London is the magnet for those escaping the twitched net curtain and pursed-lipped respectability of the suburbs or provincial dullness. And Soho was the very pole of that magnet. The brilliant, the hopeless, the artist, the writer, the harmlessly perverted, the amiably perpetually drunk could all find comfort, stimulation, companionship and appreciation in Soho's after-hours drinking clubs. Geoffrey Bernard (brilliantly portrayed by Peter O'Toole in "Geoffrey Bernard is Unwell") was just one of its luminaries. Quentin Crisp another. One famous impecunious artist would go from table to table with an old tobacco tin collecting money to pay for her drinks. It was a small, odd world; later overshadowed by its own legends.

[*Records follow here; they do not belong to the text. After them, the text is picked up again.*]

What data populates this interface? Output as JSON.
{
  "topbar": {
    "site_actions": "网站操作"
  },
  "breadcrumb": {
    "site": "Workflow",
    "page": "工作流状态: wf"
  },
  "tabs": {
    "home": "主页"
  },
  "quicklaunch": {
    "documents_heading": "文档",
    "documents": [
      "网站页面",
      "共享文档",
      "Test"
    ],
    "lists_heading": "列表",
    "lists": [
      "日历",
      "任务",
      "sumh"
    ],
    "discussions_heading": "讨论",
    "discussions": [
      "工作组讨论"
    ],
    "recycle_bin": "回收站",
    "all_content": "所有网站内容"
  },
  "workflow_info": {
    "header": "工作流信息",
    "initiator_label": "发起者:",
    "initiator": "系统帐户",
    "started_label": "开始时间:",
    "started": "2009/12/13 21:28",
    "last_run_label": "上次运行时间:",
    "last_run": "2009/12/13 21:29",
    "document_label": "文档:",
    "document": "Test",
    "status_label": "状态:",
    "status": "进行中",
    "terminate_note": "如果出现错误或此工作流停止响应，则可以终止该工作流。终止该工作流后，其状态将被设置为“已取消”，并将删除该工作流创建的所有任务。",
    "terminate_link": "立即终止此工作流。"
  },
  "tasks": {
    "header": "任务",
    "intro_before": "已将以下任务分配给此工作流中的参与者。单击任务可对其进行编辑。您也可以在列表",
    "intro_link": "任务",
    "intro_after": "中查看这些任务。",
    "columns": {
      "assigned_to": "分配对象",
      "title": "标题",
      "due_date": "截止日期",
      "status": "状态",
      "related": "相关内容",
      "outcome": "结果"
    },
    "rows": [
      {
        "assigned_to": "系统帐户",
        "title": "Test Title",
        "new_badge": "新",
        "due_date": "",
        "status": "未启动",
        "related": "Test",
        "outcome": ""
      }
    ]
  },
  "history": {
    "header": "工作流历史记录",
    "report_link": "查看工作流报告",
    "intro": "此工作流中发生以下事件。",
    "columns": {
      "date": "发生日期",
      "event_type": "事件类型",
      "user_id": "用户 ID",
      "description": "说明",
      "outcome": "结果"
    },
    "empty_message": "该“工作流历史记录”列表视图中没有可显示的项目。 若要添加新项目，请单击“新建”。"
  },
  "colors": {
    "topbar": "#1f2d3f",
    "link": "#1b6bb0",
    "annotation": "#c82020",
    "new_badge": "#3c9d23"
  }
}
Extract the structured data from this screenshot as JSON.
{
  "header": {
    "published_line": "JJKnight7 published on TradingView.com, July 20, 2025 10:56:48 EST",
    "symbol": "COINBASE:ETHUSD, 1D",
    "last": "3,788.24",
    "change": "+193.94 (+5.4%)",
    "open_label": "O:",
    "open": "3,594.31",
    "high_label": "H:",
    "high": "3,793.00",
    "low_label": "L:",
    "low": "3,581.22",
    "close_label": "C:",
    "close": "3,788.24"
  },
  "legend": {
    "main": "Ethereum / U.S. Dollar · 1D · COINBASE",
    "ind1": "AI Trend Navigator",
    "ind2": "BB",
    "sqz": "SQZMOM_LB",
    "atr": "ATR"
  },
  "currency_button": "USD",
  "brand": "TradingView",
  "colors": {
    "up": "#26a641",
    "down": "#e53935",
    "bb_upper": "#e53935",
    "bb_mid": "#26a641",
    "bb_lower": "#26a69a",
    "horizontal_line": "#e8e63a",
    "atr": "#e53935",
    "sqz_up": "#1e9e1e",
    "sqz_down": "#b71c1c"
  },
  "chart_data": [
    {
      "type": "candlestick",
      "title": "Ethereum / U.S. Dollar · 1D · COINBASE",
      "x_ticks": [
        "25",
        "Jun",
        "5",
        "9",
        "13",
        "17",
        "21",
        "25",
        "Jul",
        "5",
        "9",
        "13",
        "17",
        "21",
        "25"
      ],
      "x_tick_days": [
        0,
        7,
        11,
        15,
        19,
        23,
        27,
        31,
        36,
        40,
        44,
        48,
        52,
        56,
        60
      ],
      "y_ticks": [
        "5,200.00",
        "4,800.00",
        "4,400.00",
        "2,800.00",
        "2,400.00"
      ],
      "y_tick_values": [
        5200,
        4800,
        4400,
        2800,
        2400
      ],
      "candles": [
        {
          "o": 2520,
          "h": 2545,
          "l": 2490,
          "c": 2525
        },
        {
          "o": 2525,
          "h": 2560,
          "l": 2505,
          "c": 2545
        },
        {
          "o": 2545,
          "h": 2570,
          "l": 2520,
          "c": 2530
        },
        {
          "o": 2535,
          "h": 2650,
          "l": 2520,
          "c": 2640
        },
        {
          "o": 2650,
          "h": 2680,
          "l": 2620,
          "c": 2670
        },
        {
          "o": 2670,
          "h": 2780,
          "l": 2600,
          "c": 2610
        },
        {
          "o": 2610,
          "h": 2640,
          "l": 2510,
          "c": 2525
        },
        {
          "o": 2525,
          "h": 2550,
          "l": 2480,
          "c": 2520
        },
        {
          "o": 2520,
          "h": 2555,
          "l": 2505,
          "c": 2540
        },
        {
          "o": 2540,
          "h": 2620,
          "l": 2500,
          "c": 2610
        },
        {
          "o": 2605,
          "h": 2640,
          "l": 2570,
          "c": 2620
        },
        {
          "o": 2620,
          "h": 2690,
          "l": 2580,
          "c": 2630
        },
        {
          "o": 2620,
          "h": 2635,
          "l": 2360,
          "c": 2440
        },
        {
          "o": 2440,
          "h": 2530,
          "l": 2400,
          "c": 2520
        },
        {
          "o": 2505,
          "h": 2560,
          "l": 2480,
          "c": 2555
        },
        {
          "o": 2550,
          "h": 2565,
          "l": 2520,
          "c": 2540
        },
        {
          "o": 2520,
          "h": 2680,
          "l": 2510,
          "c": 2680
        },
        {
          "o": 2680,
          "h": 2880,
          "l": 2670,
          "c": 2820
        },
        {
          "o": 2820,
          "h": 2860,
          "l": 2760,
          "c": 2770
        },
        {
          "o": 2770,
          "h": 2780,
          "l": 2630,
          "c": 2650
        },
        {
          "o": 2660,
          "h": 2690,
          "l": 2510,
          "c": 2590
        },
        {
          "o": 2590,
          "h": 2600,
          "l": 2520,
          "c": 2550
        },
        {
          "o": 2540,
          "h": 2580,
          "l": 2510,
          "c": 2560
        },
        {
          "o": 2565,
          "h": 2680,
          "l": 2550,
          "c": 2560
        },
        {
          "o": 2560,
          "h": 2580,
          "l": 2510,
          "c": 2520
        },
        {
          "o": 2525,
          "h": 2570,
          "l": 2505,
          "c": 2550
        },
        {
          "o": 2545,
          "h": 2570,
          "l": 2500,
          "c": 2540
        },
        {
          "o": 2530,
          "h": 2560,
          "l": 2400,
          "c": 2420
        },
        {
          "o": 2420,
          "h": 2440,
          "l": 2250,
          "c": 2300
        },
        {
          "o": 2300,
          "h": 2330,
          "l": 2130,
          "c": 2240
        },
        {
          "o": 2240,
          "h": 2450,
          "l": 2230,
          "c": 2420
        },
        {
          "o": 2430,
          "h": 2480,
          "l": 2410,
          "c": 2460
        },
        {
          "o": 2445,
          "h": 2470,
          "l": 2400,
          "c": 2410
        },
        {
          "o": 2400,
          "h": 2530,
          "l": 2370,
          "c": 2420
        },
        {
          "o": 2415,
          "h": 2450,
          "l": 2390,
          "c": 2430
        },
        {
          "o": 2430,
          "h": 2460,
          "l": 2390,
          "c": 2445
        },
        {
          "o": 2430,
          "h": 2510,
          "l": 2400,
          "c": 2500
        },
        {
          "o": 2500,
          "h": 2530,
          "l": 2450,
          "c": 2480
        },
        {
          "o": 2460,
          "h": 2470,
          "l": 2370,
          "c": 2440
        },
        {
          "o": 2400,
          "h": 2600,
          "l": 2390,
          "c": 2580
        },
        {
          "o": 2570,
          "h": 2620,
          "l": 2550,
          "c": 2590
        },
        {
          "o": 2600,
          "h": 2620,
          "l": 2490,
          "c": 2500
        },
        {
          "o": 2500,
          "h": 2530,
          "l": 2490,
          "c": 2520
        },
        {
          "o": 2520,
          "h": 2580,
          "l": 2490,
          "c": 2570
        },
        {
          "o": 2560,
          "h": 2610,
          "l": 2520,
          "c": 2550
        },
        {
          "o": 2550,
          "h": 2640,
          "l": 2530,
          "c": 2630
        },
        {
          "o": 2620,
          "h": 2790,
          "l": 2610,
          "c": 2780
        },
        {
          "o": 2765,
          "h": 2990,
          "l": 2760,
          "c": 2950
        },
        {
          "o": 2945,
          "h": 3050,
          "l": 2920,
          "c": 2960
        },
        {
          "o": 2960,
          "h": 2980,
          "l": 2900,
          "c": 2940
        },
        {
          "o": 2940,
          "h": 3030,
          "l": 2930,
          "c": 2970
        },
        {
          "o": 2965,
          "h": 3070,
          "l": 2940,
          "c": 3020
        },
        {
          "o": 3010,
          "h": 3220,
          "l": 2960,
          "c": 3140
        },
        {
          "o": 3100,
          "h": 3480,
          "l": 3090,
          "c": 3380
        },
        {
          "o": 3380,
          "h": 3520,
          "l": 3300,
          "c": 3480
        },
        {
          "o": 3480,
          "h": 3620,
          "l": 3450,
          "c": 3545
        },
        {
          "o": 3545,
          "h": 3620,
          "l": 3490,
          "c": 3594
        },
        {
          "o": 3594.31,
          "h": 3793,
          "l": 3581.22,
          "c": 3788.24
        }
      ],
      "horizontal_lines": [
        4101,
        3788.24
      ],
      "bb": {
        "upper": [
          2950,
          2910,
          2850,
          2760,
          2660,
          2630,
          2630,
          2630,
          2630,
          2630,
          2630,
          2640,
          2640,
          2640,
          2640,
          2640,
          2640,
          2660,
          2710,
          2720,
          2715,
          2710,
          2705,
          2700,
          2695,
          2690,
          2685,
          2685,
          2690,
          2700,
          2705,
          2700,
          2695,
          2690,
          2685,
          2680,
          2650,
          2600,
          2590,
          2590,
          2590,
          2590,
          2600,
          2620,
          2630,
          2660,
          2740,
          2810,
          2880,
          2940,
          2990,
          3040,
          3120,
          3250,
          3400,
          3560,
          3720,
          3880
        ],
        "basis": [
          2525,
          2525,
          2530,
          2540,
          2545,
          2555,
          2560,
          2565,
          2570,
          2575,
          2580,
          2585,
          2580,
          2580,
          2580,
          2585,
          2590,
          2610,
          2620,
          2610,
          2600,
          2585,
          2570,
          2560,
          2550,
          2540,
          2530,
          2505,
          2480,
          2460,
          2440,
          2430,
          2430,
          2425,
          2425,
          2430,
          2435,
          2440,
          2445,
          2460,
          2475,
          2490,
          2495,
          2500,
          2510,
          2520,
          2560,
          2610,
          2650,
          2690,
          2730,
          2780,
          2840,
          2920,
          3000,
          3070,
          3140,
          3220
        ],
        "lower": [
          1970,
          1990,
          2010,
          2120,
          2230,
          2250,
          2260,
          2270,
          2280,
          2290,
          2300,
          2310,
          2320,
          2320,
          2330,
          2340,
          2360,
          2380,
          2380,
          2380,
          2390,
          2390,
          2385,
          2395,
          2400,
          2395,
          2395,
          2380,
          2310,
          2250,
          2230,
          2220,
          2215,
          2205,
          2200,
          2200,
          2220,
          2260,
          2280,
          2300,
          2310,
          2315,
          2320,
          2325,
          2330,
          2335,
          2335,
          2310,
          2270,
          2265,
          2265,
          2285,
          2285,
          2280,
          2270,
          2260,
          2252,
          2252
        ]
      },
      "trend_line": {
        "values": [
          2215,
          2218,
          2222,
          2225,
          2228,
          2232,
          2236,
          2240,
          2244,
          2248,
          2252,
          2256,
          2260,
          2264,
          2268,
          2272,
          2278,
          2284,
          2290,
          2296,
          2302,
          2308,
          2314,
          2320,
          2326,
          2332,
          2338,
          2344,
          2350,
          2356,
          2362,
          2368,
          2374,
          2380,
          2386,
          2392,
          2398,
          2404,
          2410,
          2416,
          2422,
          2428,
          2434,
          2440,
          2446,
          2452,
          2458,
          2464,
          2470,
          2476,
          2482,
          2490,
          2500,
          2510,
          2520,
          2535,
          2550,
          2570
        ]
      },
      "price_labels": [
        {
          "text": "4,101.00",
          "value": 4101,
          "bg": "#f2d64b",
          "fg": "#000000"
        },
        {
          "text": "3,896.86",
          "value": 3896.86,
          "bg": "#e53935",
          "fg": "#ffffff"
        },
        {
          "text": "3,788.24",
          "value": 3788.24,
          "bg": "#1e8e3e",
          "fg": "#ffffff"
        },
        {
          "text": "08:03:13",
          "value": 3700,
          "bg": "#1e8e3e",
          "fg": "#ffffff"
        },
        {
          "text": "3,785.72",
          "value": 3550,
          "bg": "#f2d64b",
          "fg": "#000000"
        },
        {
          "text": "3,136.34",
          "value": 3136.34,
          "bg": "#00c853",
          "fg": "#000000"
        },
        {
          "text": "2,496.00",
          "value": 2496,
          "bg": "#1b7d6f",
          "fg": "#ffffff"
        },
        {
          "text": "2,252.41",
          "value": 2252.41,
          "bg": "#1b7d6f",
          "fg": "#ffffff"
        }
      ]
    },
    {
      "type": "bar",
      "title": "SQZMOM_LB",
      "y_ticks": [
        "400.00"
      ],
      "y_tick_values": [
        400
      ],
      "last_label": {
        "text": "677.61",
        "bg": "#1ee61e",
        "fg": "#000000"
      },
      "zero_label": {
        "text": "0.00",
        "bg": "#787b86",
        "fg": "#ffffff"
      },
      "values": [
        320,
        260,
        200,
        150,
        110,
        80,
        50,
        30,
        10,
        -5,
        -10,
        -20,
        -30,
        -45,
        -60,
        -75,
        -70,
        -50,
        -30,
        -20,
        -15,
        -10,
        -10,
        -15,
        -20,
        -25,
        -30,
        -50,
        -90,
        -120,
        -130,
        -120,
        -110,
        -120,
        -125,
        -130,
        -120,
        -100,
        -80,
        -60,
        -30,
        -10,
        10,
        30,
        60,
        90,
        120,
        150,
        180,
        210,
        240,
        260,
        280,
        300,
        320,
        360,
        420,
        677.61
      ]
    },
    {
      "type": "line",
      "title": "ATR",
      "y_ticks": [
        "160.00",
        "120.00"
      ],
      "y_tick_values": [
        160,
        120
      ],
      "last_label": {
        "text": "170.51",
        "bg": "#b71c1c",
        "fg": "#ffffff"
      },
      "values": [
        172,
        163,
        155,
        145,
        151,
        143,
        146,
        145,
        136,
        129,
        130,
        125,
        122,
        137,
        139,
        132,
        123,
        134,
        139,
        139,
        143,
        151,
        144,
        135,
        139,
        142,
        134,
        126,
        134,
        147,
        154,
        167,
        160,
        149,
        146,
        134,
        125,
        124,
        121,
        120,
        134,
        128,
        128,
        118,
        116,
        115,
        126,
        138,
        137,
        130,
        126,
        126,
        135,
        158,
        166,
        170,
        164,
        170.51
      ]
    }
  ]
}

At a time when homosexual acts were illegal, Soho offered an entirely non-judgemental welcome to all who would obey its free and easy club social rules. Queer, camp or dyke could and would exchange drinks, anecdotes, smiles and confidences with everyone else. The wonderful late Betty Marsden as the butch R P Monody and her "constant companion" are just two more unusual inhabitants. The Bill Nighy character's obliging indifference to AC/DC polarities seemed though, to a non-expert eye, unlikely. But perhaps not in Soho.
The writing, location and ambiance are incredibly reminiscent of those of Patrick Hamilton yet without his cruelty and viciousness. Here people are generally kind. Nothing very remarkable happens. People come, people go. Outside, a new Labour government is elected. Inside, one person passes away in an undignified but convincingly true to life circumstance. Judi Dench frets. The late Charles Gray is a fish in water. Few people are still around who remember Soho just after the war. "Absolute Hell" seemingly perfectly recreates that world. The cast appear not to perform rather to inhabit it. Bill Nighy's extreme realistic conversational style of acting provides the final convincing evidence that we the audience are there 60 years ago a fly on the smoke-stained walls of the club. That is the magic of the writing and particularly the production.